# The Big Green Egg Table



## CLKELLEY78 (Feb 12, 2008)

Does anyone have a Big Green Egg that they built a custom table for and can share a picture? I got the XL Egg back on X-Mas and have yet to use it because I don't have an idea for a table yet.


----------



## texwake (Aug 17, 2010)

I know its kindda hipster but you can get on pinterest and find tons of ideas on there, some with actual plans.


----------



## GT11 (Jan 1, 2013)

I am building mine in to my countertop in my outdoor kitchen. The thread is a few below this one. I am still waiting on granite but you can see the base I built. You just need a 1" air gap around the cooker and on mine, the height from the base where it sits to the counter top will be 11.5". I have the Primo so you will want to verify the height on yours. You do this by opening the lid and measuring from the bottom of the unit to the lowest point of the hinge.


----------



## mas360 (Nov 21, 2006)

Here is the site to check on green egg table.

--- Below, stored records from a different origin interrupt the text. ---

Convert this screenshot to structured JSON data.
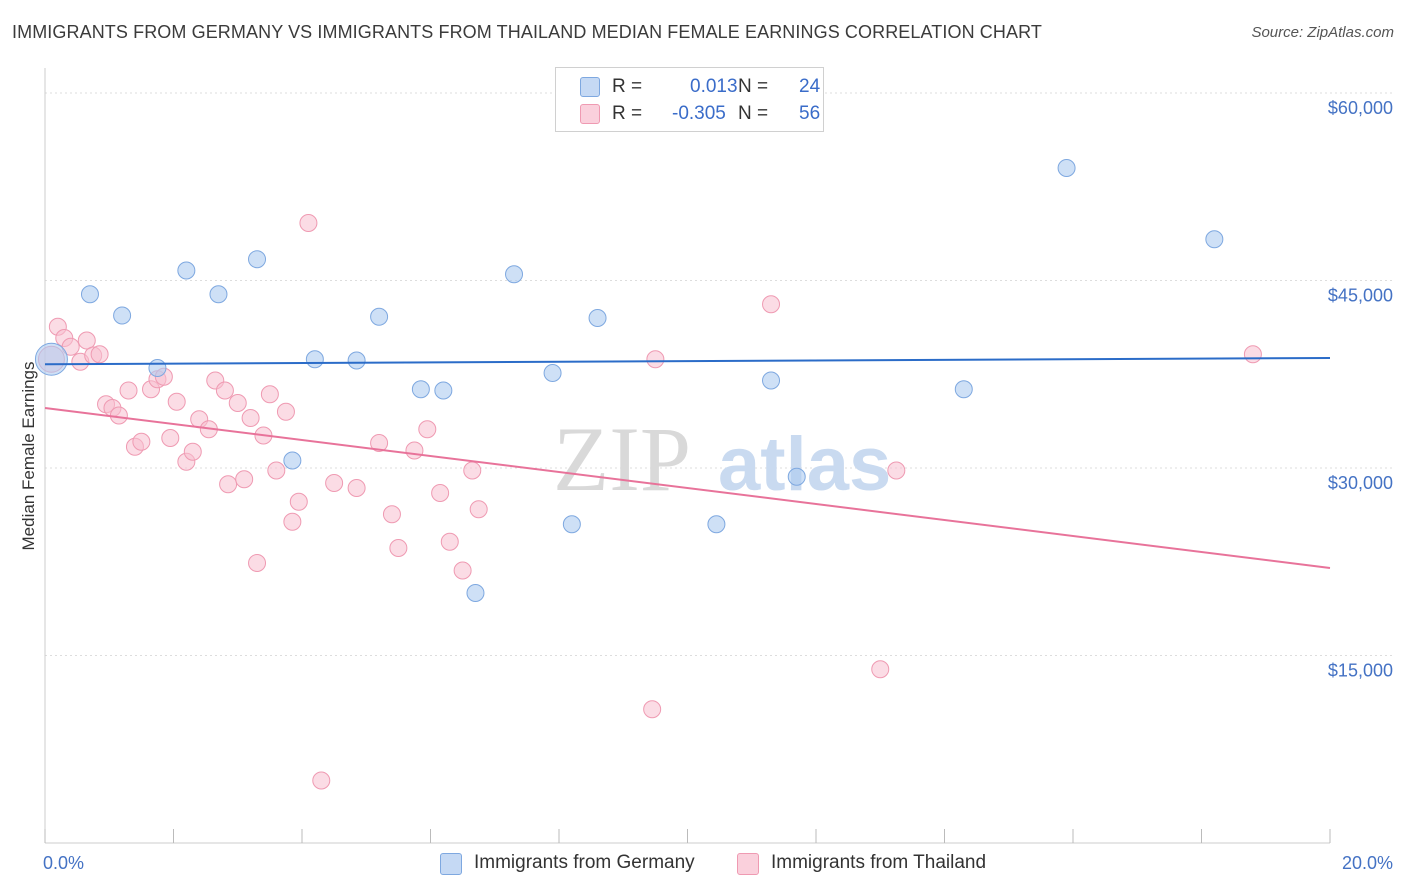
{
  "title": "IMMIGRANTS FROM GERMANY VS IMMIGRANTS FROM THAILAND MEDIAN FEMALE EARNINGS CORRELATION CHART",
  "source": "Source: ZipAtlas.com",
  "watermark": {
    "zip": "ZIP",
    "atlas": "atlas"
  },
  "legend": {
    "rows": [
      {
        "r_label": "R =",
        "r_value": "0.013",
        "n_label": "N =",
        "n_value": "24"
      },
      {
        "r_label": "R =",
        "r_value": "-0.305",
        "n_label": "N =",
        "n_value": "56"
      }
    ]
  },
  "colors": {
    "germany_fill": "#aecbf0",
    "germany_stroke": "#7ea8e0",
    "germany_line": "#2b6cc8",
    "thailand_fill": "#f7bfcf",
    "thailand_stroke": "#ef9ab2",
    "thailand_line": "#e8739a",
    "axis_text": "#4472c4",
    "grid": "#dddddd"
  },
  "chart_data": {
    "type": "scatter",
    "title": "IMMIGRANTS FROM GERMANY VS IMMIGRANTS FROM THAILAND MEDIAN FEMALE EARNINGS CORRELATION CHART",
    "xlabel": "",
    "ylabel": "Median Female Earnings",
    "xlim": [
      0,
      20
    ],
    "ylim": [
      0,
      62000
    ],
    "x_tick_labels": [
      "0.0%",
      "20.0%"
    ],
    "y_ticks": [
      15000,
      30000,
      45000,
      60000
    ],
    "y_tick_labels": [
      "$15,000",
      "$30,000",
      "$45,000",
      "$60,000"
    ],
    "series": [
      {
        "name": "Immigrants from Germany",
        "color": "#aecbf0",
        "trend": {
          "x": [
            0,
            20
          ],
          "y": [
            38300,
            38800
          ]
        },
        "points": [
          {
            "x": 0.1,
            "y": 38700,
            "big": true
          },
          {
            "x": 0.7,
            "y": 43900
          },
          {
            "x": 1.2,
            "y": 42200
          },
          {
            "x": 1.75,
            "y": 38000
          },
          {
            "x": 2.2,
            "y": 45800
          },
          {
            "x": 2.7,
            "y": 43900
          },
          {
            "x": 3.3,
            "y": 46700
          },
          {
            "x": 3.85,
            "y": 30600
          },
          {
            "x": 4.2,
            "y": 38700
          },
          {
            "x": 4.85,
            "y": 38600
          },
          {
            "x": 5.2,
            "y": 42100
          },
          {
            "x": 5.85,
            "y": 36300
          },
          {
            "x": 6.2,
            "y": 36200
          },
          {
            "x": 6.7,
            "y": 20000
          },
          {
            "x": 7.3,
            "y": 45500
          },
          {
            "x": 7.9,
            "y": 37600
          },
          {
            "x": 8.2,
            "y": 25500
          },
          {
            "x": 8.6,
            "y": 42000
          },
          {
            "x": 10.45,
            "y": 25500
          },
          {
            "x": 11.3,
            "y": 37000
          },
          {
            "x": 11.7,
            "y": 29300
          },
          {
            "x": 14.3,
            "y": 36300
          },
          {
            "x": 15.9,
            "y": 54000
          },
          {
            "x": 18.2,
            "y": 48300
          }
        ]
      },
      {
        "name": "Immigrants from Thailand",
        "color": "#f7bfcf",
        "trend": {
          "x": [
            0,
            20
          ],
          "y": [
            34800,
            22000
          ]
        },
        "points": [
          {
            "x": 0.1,
            "y": 38700,
            "big": true
          },
          {
            "x": 0.2,
            "y": 41300
          },
          {
            "x": 0.3,
            "y": 40400
          },
          {
            "x": 0.4,
            "y": 39700
          },
          {
            "x": 0.55,
            "y": 38500
          },
          {
            "x": 0.65,
            "y": 40200
          },
          {
            "x": 0.75,
            "y": 39000
          },
          {
            "x": 0.85,
            "y": 39100
          },
          {
            "x": 0.95,
            "y": 35100
          },
          {
            "x": 1.05,
            "y": 34800
          },
          {
            "x": 1.15,
            "y": 34200
          },
          {
            "x": 1.3,
            "y": 36200
          },
          {
            "x": 1.4,
            "y": 31700
          },
          {
            "x": 1.5,
            "y": 32100
          },
          {
            "x": 1.65,
            "y": 36300
          },
          {
            "x": 1.75,
            "y": 37100
          },
          {
            "x": 1.85,
            "y": 37300
          },
          {
            "x": 1.95,
            "y": 32400
          },
          {
            "x": 2.05,
            "y": 35300
          },
          {
            "x": 2.2,
            "y": 30500
          },
          {
            "x": 2.3,
            "y": 31300
          },
          {
            "x": 2.4,
            "y": 33900
          },
          {
            "x": 2.55,
            "y": 33100
          },
          {
            "x": 2.65,
            "y": 37000
          },
          {
            "x": 2.8,
            "y": 36200
          },
          {
            "x": 2.85,
            "y": 28700
          },
          {
            "x": 3.0,
            "y": 35200
          },
          {
            "x": 3.1,
            "y": 29100
          },
          {
            "x": 3.2,
            "y": 34000
          },
          {
            "x": 3.3,
            "y": 22400
          },
          {
            "x": 3.4,
            "y": 32600
          },
          {
            "x": 3.5,
            "y": 35900
          },
          {
            "x": 3.6,
            "y": 29800
          },
          {
            "x": 3.75,
            "y": 34500
          },
          {
            "x": 3.85,
            "y": 25700
          },
          {
            "x": 3.95,
            "y": 27300
          },
          {
            "x": 4.1,
            "y": 49600
          },
          {
            "x": 4.3,
            "y": 5000
          },
          {
            "x": 4.5,
            "y": 28800
          },
          {
            "x": 4.85,
            "y": 28400
          },
          {
            "x": 5.2,
            "y": 32000
          },
          {
            "x": 5.4,
            "y": 26300
          },
          {
            "x": 5.5,
            "y": 23600
          },
          {
            "x": 5.75,
            "y": 31400
          },
          {
            "x": 5.95,
            "y": 33100
          },
          {
            "x": 6.15,
            "y": 28000
          },
          {
            "x": 6.3,
            "y": 24100
          },
          {
            "x": 6.5,
            "y": 21800
          },
          {
            "x": 6.65,
            "y": 29800
          },
          {
            "x": 6.75,
            "y": 26700
          },
          {
            "x": 9.45,
            "y": 10700
          },
          {
            "x": 9.5,
            "y": 38700
          },
          {
            "x": 11.3,
            "y": 43100
          },
          {
            "x": 13.0,
            "y": 13900
          },
          {
            "x": 13.25,
            "y": 29800
          },
          {
            "x": 18.8,
            "y": 39100
          }
        ]
      }
    ],
    "legend_position": "top-center"
  },
  "bottom_legend": [
    {
      "label": "Immigrants from Germany"
    },
    {
      "label": "Immigrants from Thailand"
    }
  ]
}
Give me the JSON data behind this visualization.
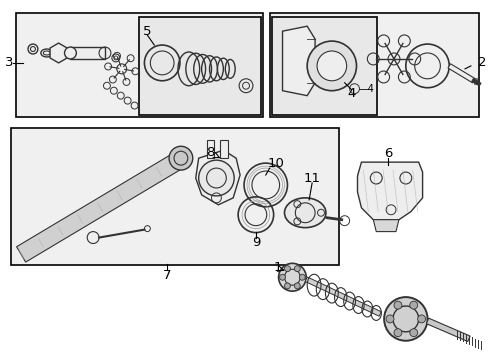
{
  "bg_color": "#ffffff",
  "box_color": "#000000",
  "lc": "#333333",
  "fig_width": 4.89,
  "fig_height": 3.6,
  "dpi": 100
}
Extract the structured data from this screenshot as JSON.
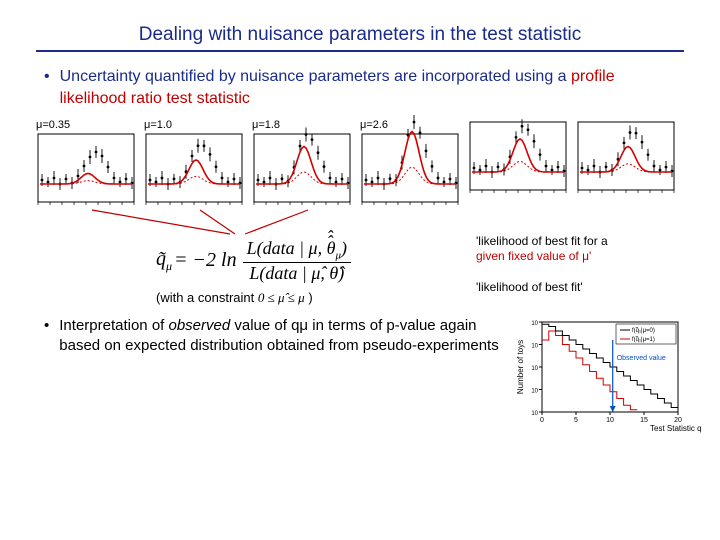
{
  "title": "Dealing with nuisance parameters in the test statistic",
  "bullet1_a": "Uncertainty quantified by nuisance parameters are incorporated using a ",
  "bullet1_b": "profile likelihood ratio test statistic",
  "panels": {
    "labels": [
      "μ=0.35",
      "μ=1.0",
      "μ=1.8",
      "μ=2.6",
      "",
      ""
    ],
    "curve_scale": [
      0.35,
      0.8,
      1.25,
      1.75,
      1.1,
      0.85
    ],
    "plot": {
      "width": 100,
      "height": 76,
      "bg": "#ffffff",
      "axis_color": "#000000",
      "tick_color": "#000000",
      "curve_color": "#d40000",
      "curve_dash_color": "#d40000",
      "point_color": "#000000",
      "error_color": "#000000",
      "data_x": [
        6,
        12,
        18,
        24,
        30,
        36,
        42,
        48,
        54,
        60,
        66,
        72,
        78,
        84,
        90,
        96
      ],
      "base_y": [
        48,
        50,
        46,
        52,
        47,
        51,
        44,
        34,
        25,
        20,
        24,
        35,
        46,
        50,
        47,
        51
      ],
      "err": [
        6,
        5,
        7,
        6,
        5,
        6,
        7,
        6,
        7,
        6,
        7,
        6,
        6,
        5,
        6,
        6
      ]
    }
  },
  "formula": {
    "lhs": "q̃",
    "lhs_sub": "μ",
    "eq": " = −2 ln",
    "num_a": "L(data | μ, ",
    "num_b": "θ̂̂",
    "num_c": "",
    "num_sub": "μ",
    "num_d": ")",
    "den_a": "L(data | μ̂, θ̂)",
    "den": "L(data | μ̂, θ̂)"
  },
  "annot_num_a": "'likelihood of best fit for a",
  "annot_num_b": "given fixed value of μ'",
  "annot_den": "'likelihood of best fit'",
  "constraint_a": "(with a constraint ",
  "constraint_math": "0 ≤ μ̂ ≤ μ",
  "constraint_b": " )",
  "bullet2_a": "Interpretation of ",
  "bullet2_b": "observed",
  "bullet2_c": " value of qμ in terms of p-value again based on expected distribution obtained from pseudo-experiments",
  "toy": {
    "ylabel": "Number of toys",
    "xlabel": "Test Statistic q",
    "xlabel_sub": "1",
    "legend1": "f(q̃₁|μ=0)",
    "legend2": "f(q̃₁|μ=1)",
    "obs_label": "Observed value",
    "axis_color": "#000000",
    "hist1_color": "#000000",
    "hist2_color": "#d40000",
    "obs_color": "#0050c8",
    "xticks": [
      0,
      5,
      10,
      15,
      20
    ],
    "ylog_decades": [
      1,
      10,
      100,
      1000,
      10000
    ],
    "hist1": [
      3.9,
      3.8,
      3.6,
      3.4,
      3.2,
      3.0,
      2.8,
      2.6,
      2.4,
      2.2,
      2.0,
      1.8,
      1.6,
      1.4,
      1.2,
      1.0,
      0.8,
      0.6,
      0.4,
      0.2
    ],
    "hist2": [
      3.2,
      3.6,
      3.4,
      3.0,
      2.7,
      2.4,
      2.1,
      1.8,
      1.5,
      1.2,
      0.9,
      0.6,
      0.3,
      0.1
    ],
    "obs_x": 0.52
  },
  "colors": {
    "title": "#1a2b8c",
    "bullet": "#1a2b8c",
    "accent_red": "#c00000"
  }
}
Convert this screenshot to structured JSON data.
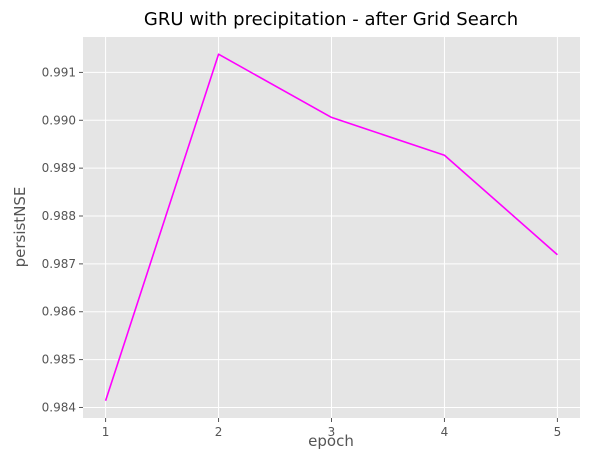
{
  "chart_data": {
    "type": "line",
    "title": "GRU with precipitation - after Grid Search",
    "xlabel": "epoch",
    "ylabel": "persistNSE",
    "x": [
      1,
      2,
      3,
      4,
      5
    ],
    "series": [
      {
        "values": [
          0.98414,
          0.99138,
          0.99006,
          0.98927,
          0.98719
        ]
      }
    ],
    "xlim": [
      0.8,
      5.2
    ],
    "ylim": [
      0.98378,
      0.99174
    ],
    "xticks": [
      "1",
      "2",
      "3",
      "4",
      "5"
    ],
    "yticks": [
      "0.984",
      "0.985",
      "0.986",
      "0.987",
      "0.988",
      "0.989",
      "0.990",
      "0.991"
    ],
    "grid": true,
    "legend": "none",
    "colors": {
      "line": "#ff00ff",
      "plot_background": "#e5e5e5",
      "grid": "#ffffff"
    }
  }
}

http://www.nakedwhiz.com/TableGallery/tables.htm?I23


----------



## ShalloWateReds (May 27, 2009)

mas360 said:


> Here is the site to check on green egg table.
> 
> http://www.nakedwhiz.com/TableGallery/tables.htm?I23


Wow. If you can't find some good ideas on those 29 pages, you aren't trying! Thanks for sharing.


----------



## DGAustin (Jun 5, 2005)

Built this table for my son-in-law. It sits on a piece of ceramic tile.


----------



## fishingcacher (Mar 29, 2008)

https://www.google.com/search?q=big...ved=0CAcQ_AUoAmoVChMItfyJ2vH6xgIVhDOICh1zRAi4


----------